– Shivani Chaturvedi (Chennai)

PE class: implementation doubts
In recent years with india having acquired the dubious distinction of transforming into the world’s most diabetic country and confronted with a major obesity problem within its 400 million-strong middle class, a consensus has emerged among educators that physical and sports education needs to be accorded equivalence with academic learning. Therefore, it’s surprising that a June 3 directive of the Tamil Nadu school education department to all government, aided and private schools statewide to make physical education (PE) compulsory for all students of classes VI-XII has aroused controversy.
Chennai-based educationists take pains to contend that the directive — which also instructs chief education officers (CEOs) and district education and officers (DEO) to ensure that PE periods are conducted regularly and to identify schools where playgrounds remain underutilised — is unmindful of a glaring policy disconnect. While the government has made physical education mandatory, it has not announced a corresponding plan to recruit physical education teachers (PETs), upgrade sports infrastructure and provide dedicated funding for equipment and maintenance of playgrounds and sports facilities, raising serious doubts about implementation of this directive
Tamil Nadu has one of India’s largest school education systems, with more than 58,000 schools — including around 37,000 government, 8,000 aided and nearly 13,000 private schools — hosting 12 million children. “Mandating compulsory physical education across such a vast network requires not only policy intent but also adequate manpower, infrastructure and sustained financial support,” says Dr. Sakthi Rekha, a Chennai-based educationist and social activist.
This policy directive comes just months after the state spent Rs.338 crore on education infrastructure — constructing 1,232 classrooms in 217 government schools at a cost of Rs.296 crore and establishing 654 hi-tech laboratories in more than 600 aided schools at an additional cost of Rs.41.85 crore. While these investments have strengthened physical infrastructure, educationists contend that the priorities of the new TVK government headed by Chief Minister C. Joseph Vijay, are over-focused on visible capital expenditure to the neglect of soft infra — qualified teachers, coaches, etc. Teachers’ associations estimate that 3,000 PET posts are vacant in government schools, with many schools sharing one qualified instructor.

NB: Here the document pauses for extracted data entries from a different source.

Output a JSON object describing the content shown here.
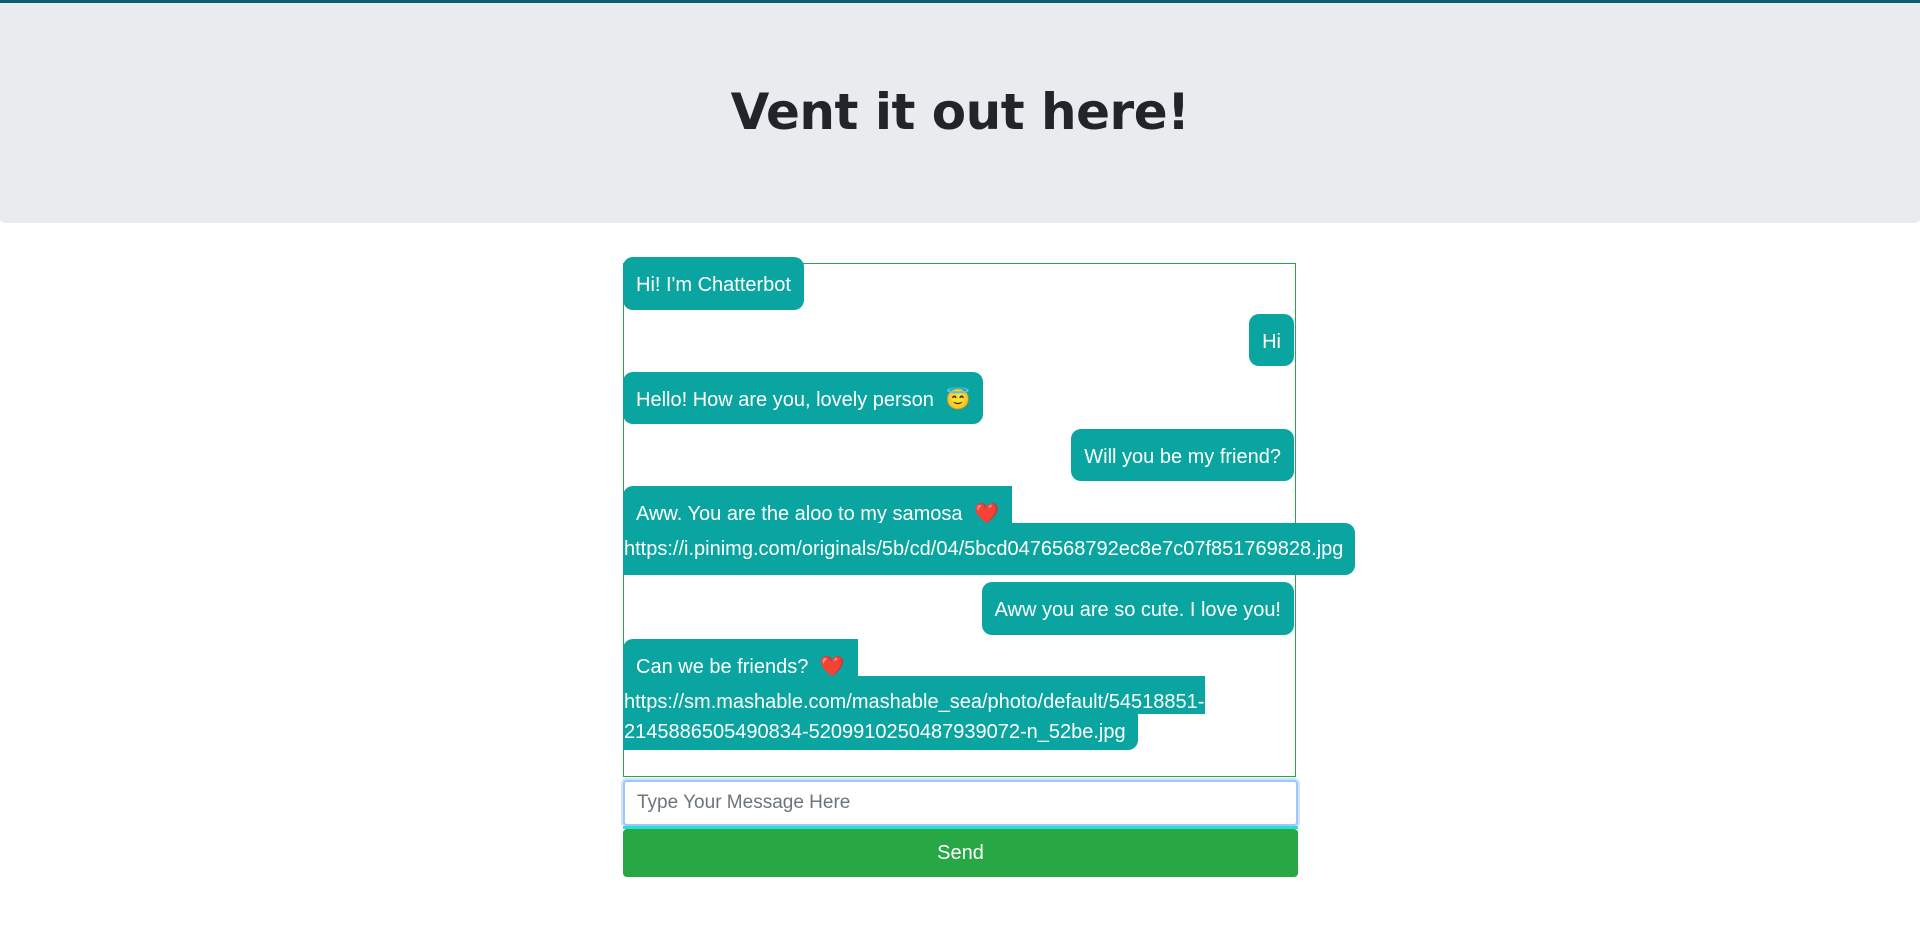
{
  "header": {
    "title": "Vent it out here!"
  },
  "chat": {
    "messages": [
      {
        "sender": "bot",
        "text": "Hi! I'm Chatterbot"
      },
      {
        "sender": "user",
        "text": "Hi"
      },
      {
        "sender": "bot",
        "text": "Hello! How are you, lovely person",
        "emoji": "😇"
      },
      {
        "sender": "user",
        "text": "Will you be my friend?"
      },
      {
        "sender": "bot",
        "text": "Aww. You are the aloo to my samosa",
        "emoji": "❤️",
        "link": "https://i.pinimg.com/originals/5b/cd/04/5bcd0476568792ec8e7c07f851769828.jpg"
      },
      {
        "sender": "user",
        "text": "Aww you are so cute. I love you!"
      },
      {
        "sender": "bot",
        "text": "Can we be friends?",
        "emoji": "❤️",
        "link_line1": "https://sm.mashable.com/mashable_sea/photo/default/54518851-",
        "link_line2": "2145886505490834-5209910250487939072-n_52be.jpg"
      }
    ]
  },
  "composer": {
    "placeholder": "Type Your Message Here",
    "send_label": "Send"
  },
  "colors": {
    "bubble": "#0aa5a0",
    "send_button": "#28a745",
    "jumbotron": "#e9ecef"
  }
}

“The larger question is whether the state government is interested in investing in people who make schools function,” says Advocate M.J. John Arokia Prabhu, vice president of the Tamil Nadu Private Schools Association and head of the legal team of the Delhi-based National Independent Schools Alliance (NISA). “Buildings do not teach children. Laboratories do not improve learning on their own. Unless the government fills teacher vacancies, recruits adequate physical education teachers, strengthens teacher training and improves classroom practices, these announcements will remain cosmetic. Educational quality is determined far more by what happens inside the classroom than by the number of buildings inaugurated,” he adds.

John Arokia Prabhu
Such criticism is not without foundation. In many schools, PE periods are routinely diverted for mathematics, science and board examination coaching. Even where playgrounds exist, they are often inadequately maintained or lack basic sports equipment. Last year in Secretary, S.R.P. Middle School vs. State of Tamil Nadu & Others, Justice P.T. Asha of the Madras High Court, Madurai Bench, observed that “without physical education, the overall development of a child would be seriously impeded,” and questioned the state government’s policy of sanctioning PET posts only in schools with a minimum enrolment of 250 students.
Meanwhile PE teachers have also reported delays in receiving revised textbooks, inadequate sports equipment and lack of dedicated grants for maintaining playgrounds or purchasing sports materials. Evidently, making PE compulsory without simultaneously making provision for corresponding deficiencies risks reducing this overdue reform to another cosmetic exercise.